Previously, I posted the results of the RESPECT study, which tested PFO closure vs. medical therapy. Briefly, the primary analysis failed to show PFO closure to be beneficial, but the primary analysis was deemed “invalid”. So they did a secondary analysis, which also failed to show benefit. Tertiary and quaternary analyses did suggest benefit, however, so now we’re supposed to get all excited.
Yesterday we received the results of the PC trial (data here, but you need to fill out a free registration), and the story is largely the same. 414 subjects were randomized 1:1. The primary outcome was a composite of death, non-fatal stroke, TIA, or peripheral embolism (composite outcomes making it easier to imply benefit). After a mean follow-up of 4 years, there were 7 events in the closure group (3.4%) and 11 in the medical group (5.2%). This difference didn’t reach statistical significance. A bunch of subgroup analyses failed to show anything either, except to contradict the RESPECT finding that having an atrial septal aneurysm predicted greater response to PFO closure.
Of note, the annualized event rate in the medical arm was only 1.3%/year–a much lower rate than was relied upon in calculating the sample size. Thus, the study was underpowered to detect the
hoped-for hypothesized 66% relative risk reduction. The low event rate supports my own speculation about the causal role for PFO in cryptogenic stroke:
I think that having a PFO probably does slightly increase one’s stroke risk. The magnitude of this increase is very small, but with ~ 75 million Americans harboring one, a few will manifest with stroke. Then you follow a few hundred such patients for a few years and what happens to them? Not much.

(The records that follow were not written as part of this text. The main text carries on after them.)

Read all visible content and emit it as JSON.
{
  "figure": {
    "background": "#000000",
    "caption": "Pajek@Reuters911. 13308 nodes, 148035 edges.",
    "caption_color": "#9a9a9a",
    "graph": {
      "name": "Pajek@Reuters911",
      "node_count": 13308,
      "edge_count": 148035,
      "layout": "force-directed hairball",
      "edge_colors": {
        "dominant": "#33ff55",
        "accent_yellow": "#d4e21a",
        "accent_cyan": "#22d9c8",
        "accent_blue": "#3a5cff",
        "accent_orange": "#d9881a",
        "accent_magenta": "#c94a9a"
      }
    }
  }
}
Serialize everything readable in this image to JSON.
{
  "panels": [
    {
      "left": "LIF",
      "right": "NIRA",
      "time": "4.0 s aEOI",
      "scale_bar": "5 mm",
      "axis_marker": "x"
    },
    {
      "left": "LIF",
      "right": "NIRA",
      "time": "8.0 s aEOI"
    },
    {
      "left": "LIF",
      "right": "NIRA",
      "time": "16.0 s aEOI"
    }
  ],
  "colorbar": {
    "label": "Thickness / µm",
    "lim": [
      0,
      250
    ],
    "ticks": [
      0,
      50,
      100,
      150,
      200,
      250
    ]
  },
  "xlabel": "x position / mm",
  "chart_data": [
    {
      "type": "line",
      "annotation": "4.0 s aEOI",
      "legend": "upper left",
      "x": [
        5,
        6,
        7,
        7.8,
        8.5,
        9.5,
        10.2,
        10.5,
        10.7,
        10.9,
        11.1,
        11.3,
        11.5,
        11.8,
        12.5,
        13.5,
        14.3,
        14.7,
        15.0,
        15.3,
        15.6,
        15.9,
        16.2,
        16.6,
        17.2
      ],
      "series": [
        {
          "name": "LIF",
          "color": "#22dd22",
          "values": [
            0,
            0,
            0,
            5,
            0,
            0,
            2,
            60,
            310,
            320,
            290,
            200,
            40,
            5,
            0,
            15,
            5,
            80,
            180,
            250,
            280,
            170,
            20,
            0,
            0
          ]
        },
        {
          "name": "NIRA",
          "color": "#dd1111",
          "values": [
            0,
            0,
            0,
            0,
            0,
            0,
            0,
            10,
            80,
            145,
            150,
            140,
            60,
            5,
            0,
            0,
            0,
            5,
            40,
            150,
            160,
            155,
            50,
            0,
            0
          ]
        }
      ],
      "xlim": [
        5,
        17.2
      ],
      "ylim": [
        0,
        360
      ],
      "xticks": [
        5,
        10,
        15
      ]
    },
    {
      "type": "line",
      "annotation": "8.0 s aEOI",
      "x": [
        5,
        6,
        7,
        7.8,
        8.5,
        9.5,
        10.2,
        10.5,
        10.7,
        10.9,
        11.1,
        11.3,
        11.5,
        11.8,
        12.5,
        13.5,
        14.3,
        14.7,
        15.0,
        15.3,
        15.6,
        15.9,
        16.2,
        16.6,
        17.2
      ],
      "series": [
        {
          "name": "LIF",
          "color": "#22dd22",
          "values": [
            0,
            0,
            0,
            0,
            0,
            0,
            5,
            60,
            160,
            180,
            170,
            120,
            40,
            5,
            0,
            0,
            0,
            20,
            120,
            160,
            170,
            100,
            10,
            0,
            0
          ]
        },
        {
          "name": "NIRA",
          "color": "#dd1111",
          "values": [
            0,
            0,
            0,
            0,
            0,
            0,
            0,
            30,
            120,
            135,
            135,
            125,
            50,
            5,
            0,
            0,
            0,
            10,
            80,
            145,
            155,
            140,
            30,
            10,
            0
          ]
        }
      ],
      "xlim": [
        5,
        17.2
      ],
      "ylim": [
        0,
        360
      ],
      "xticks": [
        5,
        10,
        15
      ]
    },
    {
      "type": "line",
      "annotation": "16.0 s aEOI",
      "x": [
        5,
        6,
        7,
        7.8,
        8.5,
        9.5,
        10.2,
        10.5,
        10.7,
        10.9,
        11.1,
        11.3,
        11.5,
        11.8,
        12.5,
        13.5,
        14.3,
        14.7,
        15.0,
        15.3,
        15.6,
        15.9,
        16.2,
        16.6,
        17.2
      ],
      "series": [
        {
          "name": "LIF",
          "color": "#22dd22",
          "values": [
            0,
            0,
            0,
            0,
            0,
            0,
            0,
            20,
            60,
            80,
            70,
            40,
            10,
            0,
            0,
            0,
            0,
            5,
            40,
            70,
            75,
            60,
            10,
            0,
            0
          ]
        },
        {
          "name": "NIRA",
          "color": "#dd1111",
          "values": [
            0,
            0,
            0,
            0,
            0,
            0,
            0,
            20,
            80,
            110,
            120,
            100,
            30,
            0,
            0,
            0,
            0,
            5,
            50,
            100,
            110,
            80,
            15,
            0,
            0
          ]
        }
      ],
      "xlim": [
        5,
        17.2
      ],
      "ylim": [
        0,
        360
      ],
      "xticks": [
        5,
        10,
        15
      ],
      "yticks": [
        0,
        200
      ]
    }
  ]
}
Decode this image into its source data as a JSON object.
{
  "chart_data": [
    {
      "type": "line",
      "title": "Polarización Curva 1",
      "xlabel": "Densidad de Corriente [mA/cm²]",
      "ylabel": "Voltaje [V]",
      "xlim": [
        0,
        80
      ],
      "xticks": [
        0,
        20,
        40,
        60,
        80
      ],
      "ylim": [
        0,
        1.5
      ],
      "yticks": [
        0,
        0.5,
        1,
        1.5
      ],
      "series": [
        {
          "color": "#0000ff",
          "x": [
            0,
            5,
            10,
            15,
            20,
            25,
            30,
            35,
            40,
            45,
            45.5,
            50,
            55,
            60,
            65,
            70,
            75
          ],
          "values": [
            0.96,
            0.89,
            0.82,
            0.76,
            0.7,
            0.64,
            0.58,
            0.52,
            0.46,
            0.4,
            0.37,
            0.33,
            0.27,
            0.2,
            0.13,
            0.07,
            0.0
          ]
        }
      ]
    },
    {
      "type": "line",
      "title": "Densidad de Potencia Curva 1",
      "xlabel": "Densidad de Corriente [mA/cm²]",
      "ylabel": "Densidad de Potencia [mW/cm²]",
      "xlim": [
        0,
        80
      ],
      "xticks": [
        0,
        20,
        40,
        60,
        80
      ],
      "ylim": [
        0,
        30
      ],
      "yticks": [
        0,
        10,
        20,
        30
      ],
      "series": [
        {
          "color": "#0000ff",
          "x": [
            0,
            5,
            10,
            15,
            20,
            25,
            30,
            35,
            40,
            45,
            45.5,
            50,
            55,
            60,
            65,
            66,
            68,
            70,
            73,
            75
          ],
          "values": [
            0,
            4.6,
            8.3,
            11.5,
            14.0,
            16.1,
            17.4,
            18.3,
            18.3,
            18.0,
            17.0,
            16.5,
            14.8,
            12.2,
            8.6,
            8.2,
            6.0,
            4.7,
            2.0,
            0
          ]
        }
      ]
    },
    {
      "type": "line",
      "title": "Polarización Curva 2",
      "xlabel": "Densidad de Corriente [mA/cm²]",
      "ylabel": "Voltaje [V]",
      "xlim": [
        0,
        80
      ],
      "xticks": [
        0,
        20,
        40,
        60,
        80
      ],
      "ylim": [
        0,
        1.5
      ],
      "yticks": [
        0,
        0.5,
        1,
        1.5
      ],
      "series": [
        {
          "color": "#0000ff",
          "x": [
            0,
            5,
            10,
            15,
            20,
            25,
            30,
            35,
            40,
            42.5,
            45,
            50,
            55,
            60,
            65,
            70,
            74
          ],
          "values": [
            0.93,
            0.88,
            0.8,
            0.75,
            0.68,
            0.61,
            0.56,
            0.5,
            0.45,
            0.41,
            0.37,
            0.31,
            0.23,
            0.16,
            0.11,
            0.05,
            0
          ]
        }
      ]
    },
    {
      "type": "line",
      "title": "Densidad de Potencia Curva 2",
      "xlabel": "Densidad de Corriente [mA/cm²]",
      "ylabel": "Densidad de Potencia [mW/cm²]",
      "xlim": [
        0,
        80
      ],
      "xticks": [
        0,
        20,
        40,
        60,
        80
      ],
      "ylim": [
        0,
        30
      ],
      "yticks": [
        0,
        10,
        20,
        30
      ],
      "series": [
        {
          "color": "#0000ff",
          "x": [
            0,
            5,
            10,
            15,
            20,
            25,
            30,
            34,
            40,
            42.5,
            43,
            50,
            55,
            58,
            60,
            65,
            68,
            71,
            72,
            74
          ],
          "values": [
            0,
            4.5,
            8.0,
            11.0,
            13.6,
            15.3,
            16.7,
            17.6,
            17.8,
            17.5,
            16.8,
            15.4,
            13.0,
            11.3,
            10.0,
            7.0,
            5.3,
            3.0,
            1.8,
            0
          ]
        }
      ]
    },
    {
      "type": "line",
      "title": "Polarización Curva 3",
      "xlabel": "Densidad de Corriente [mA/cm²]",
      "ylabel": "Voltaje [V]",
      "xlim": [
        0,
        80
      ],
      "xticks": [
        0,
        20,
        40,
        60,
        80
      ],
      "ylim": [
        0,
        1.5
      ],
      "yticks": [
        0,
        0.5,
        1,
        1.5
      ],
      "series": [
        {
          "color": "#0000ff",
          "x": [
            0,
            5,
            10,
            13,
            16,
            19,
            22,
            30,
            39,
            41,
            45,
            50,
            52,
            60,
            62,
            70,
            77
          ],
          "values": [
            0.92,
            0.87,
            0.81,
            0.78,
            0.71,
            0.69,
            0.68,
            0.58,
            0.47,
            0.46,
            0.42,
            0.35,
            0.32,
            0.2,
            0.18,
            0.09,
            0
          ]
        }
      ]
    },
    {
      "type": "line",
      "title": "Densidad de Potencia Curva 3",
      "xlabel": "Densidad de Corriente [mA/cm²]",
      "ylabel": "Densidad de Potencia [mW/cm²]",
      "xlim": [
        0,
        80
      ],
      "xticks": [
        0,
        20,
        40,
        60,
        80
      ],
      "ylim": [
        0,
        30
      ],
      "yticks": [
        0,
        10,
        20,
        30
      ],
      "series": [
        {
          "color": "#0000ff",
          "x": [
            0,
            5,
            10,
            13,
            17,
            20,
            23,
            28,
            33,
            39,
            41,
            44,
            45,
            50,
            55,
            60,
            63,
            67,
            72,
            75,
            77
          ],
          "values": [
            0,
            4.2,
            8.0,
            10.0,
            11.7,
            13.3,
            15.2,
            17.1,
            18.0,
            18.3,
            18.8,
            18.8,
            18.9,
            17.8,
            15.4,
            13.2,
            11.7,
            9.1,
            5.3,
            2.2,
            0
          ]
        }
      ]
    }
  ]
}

Here’s another example: The ISUIA study suggested that the rupture risk for small anterior circulation aneurysms is 0%. However, all of us in the stroke field have seen plenty of subarachnoid hemorrhages from such aneurysms. Why? 2.5% of people have an occult, unruptured, cerebral aneurysm. Even if the rupture risk is tiny, some of those several million people harboring one will hemorrhage. But that doesn’t mean that every patient who’s found to have such a lesion should have it treated.
A final analogy. The probability of hitting the lottery is very low, but with millions of people playing, there are some winners. Now suppose we enroll that handful of lottery winners in a registry and tally how many of them win a second time. Probably none will. Indeed, when I counsel cryptogenic stroke patients about their recurrence risk, I often invoke the analogy of the “anti-lottery”.
In the prior PFO post, I suggested that we might get some input from a better clinical trialist than I. So here’s Dr. Patrick Lyden of Ceders-Sinai, one of the top strokeologists in the world* (emphasis added):
A “non-statistically significant reduction” is also known as “failure to achieve the primary endpoint” , or better known as “no evidence of benefit”. Those confidence intervals strongly suggest no benefit with that device.
I concur with . . . the need to continue and complete [the REDUCE trial, for which UW will be a site]. Very importantly, the failure of RESPECT and PC argue powerfully against any use of devices outside of a controlled clinical trial.
* Disclosure: He’s also one of my mentors.